Suppose that De Beers is a single-price monopolist in the diamond market. De
Beers has five potential customers:
Raquel, Jackie, Joan, Mia, and Sophia. Each of these customers will buy at
most one diamond-and only if the price is just equal to, or lower than, her
willingness to pay. Raquel's willingness to pay is \(\$ 400 ;\) Jackie's, \$300;
Joan's, \$200; Mia's, \$100; and Sophia's, \$0. De Beers's marginal cost per
diamond is \(\$ 100 .\) The result is a demand schedule for diamonds as follows:
$$\begin{array}{c|c}
\begin{array}{c}\text { Price of } \\\\\text { diamond }\end{array} &
\begin{array}{c}\text { Quantity of diamonds } \\
\text { demanded }\end{array} \\\\\ 500 & 0 \\\400 & 1 \\\300 & 2 \\\200 & 3
\\\100 & 4 \\\0 & 5\end{array}$$
a. Calculate De Beers's total revenue and its marginal revenue. From your
calculation, draw the demand curve and the marginal revenue curve.

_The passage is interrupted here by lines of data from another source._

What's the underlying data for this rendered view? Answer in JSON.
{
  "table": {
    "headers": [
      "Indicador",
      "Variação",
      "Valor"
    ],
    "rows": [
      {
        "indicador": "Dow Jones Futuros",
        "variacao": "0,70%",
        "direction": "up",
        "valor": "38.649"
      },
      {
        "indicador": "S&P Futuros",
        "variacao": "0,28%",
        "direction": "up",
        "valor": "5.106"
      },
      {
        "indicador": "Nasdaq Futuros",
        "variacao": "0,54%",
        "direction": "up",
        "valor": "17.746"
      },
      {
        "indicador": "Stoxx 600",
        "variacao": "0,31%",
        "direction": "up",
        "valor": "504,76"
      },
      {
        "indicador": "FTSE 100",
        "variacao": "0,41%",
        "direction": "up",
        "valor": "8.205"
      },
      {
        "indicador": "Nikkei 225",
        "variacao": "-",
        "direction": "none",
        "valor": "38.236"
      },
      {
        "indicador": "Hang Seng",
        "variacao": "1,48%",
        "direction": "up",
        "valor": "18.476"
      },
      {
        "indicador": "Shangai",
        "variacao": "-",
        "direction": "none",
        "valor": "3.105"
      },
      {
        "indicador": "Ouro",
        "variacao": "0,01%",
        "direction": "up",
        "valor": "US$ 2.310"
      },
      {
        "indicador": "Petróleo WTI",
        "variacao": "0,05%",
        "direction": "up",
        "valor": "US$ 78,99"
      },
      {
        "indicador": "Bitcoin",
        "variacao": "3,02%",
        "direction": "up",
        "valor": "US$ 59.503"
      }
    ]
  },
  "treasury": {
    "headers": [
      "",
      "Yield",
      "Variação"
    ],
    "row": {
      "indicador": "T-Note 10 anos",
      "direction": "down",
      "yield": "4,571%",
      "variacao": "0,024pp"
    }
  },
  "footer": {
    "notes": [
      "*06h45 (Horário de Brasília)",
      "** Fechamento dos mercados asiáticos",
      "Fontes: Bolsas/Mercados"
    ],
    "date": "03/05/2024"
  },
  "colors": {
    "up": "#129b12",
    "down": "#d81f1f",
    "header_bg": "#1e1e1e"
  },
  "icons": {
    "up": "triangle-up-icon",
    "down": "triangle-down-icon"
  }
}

b. Explain why De Beers faces a downward-sloping demand curve and why the
marginal revenue from an additional diamond sale is less than the price of the
diamond.
c. Suppose De Beers currently charges \(\$ 200\) for its diamonds. If it lowers
the price to \(\$ 100\), how large is the price effect? How large is the
quantity effect?
d. Add the marginal cost curve to your diagram from part a and determine which
quantity maximizes De Beers's profit and which price De Beers will charge.